What are we talking about? Who’s ‘we’ anyway?

However, as it is in the nature of Middle England to control, to conquer, to absorb and to grow, the conquered territories become part of it: Middle England itself is the engine of it’s own transformation. Its natural (naturalised) population includes diverse groups of people who find their own compass needles wavering, stubbornly and unexpectedly, hinting at another North. They have another centre, and the certainty of it’s parallel authority, at the same time as they exist as a product of Middle England. They exemplify - they embody - the concept of double consciousness, that state of being an insider and an outsider at the same time. There is no question of their right to be here - they are part of the process through which Middle England becomes itself. If Middle England wants to understand its global, relational, present self, rooted in the consequences of history, then it must understand how these people, these diverse groups, are part of itself.

Cultural diversity
Phrases that describe the condition of living among, being influenced by, to a greater or lesser extent, all manner of cultural influences of different origin, slip in and out of favour, by a slow process of semantic and social change.

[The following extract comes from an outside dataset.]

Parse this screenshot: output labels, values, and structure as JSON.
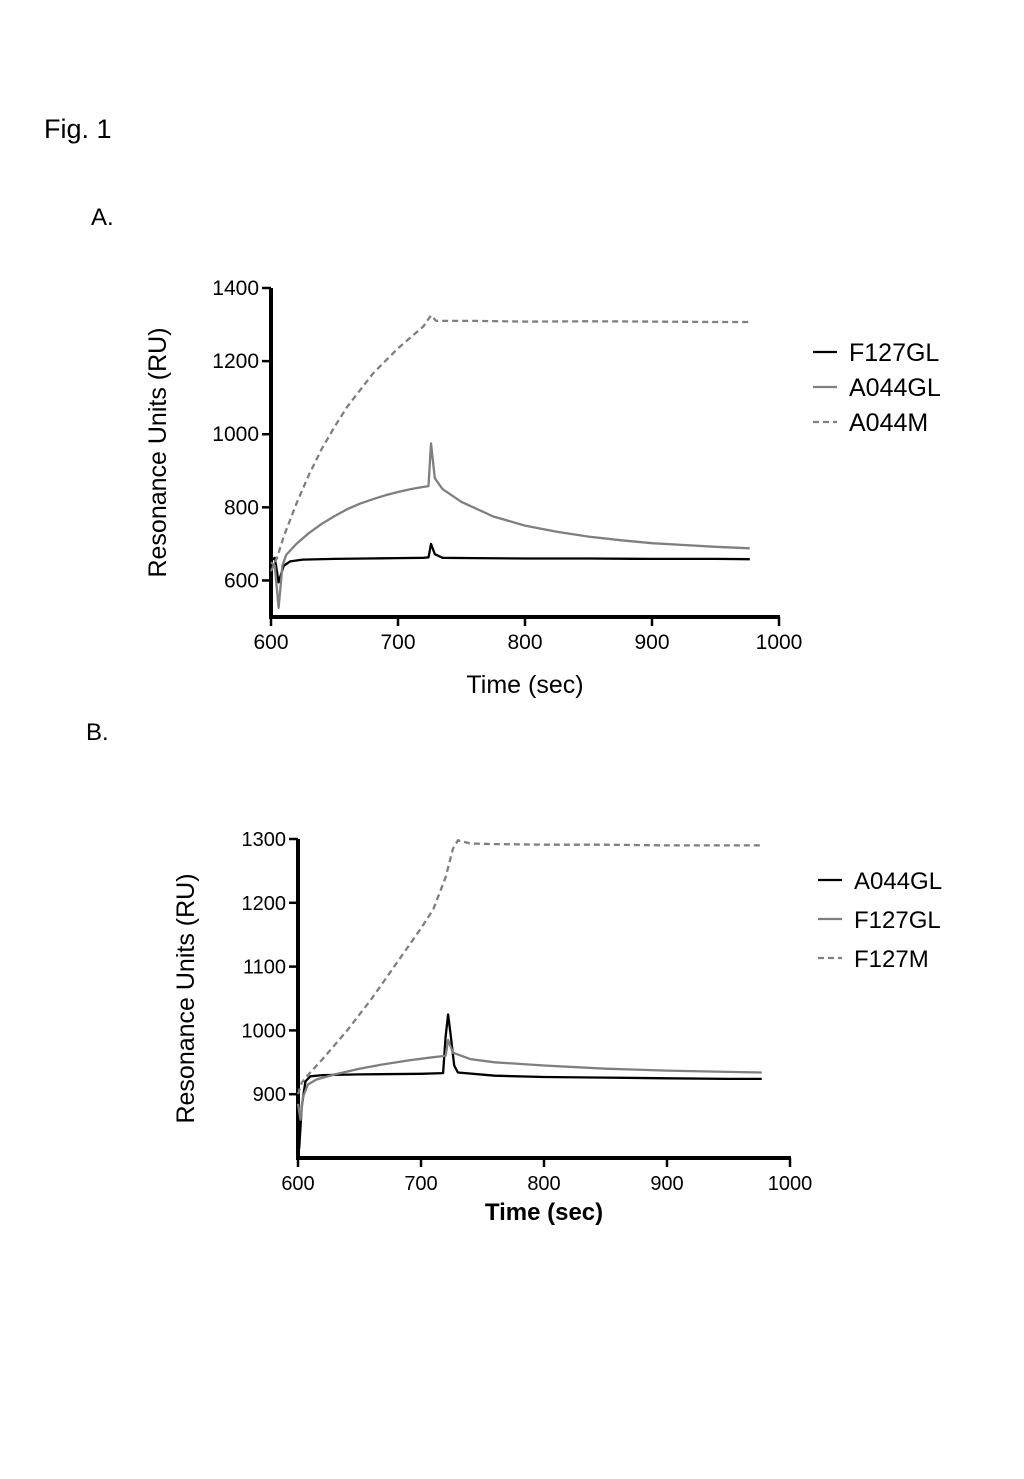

Current now, ‘cultural diversity’ is still an arguable term, as anyone who has tried to debate its meaning, or the pragmatic application of strategies informed by its supposed meaning, will know. Francois Matarasso has a productive definition; by productive I mean it could be fruitful in producing new ways of doing things. To him, at least as I understand it, cultural diversity is inherent to the city as a site of meeting and exchange, and through the city, to the wider nation at large.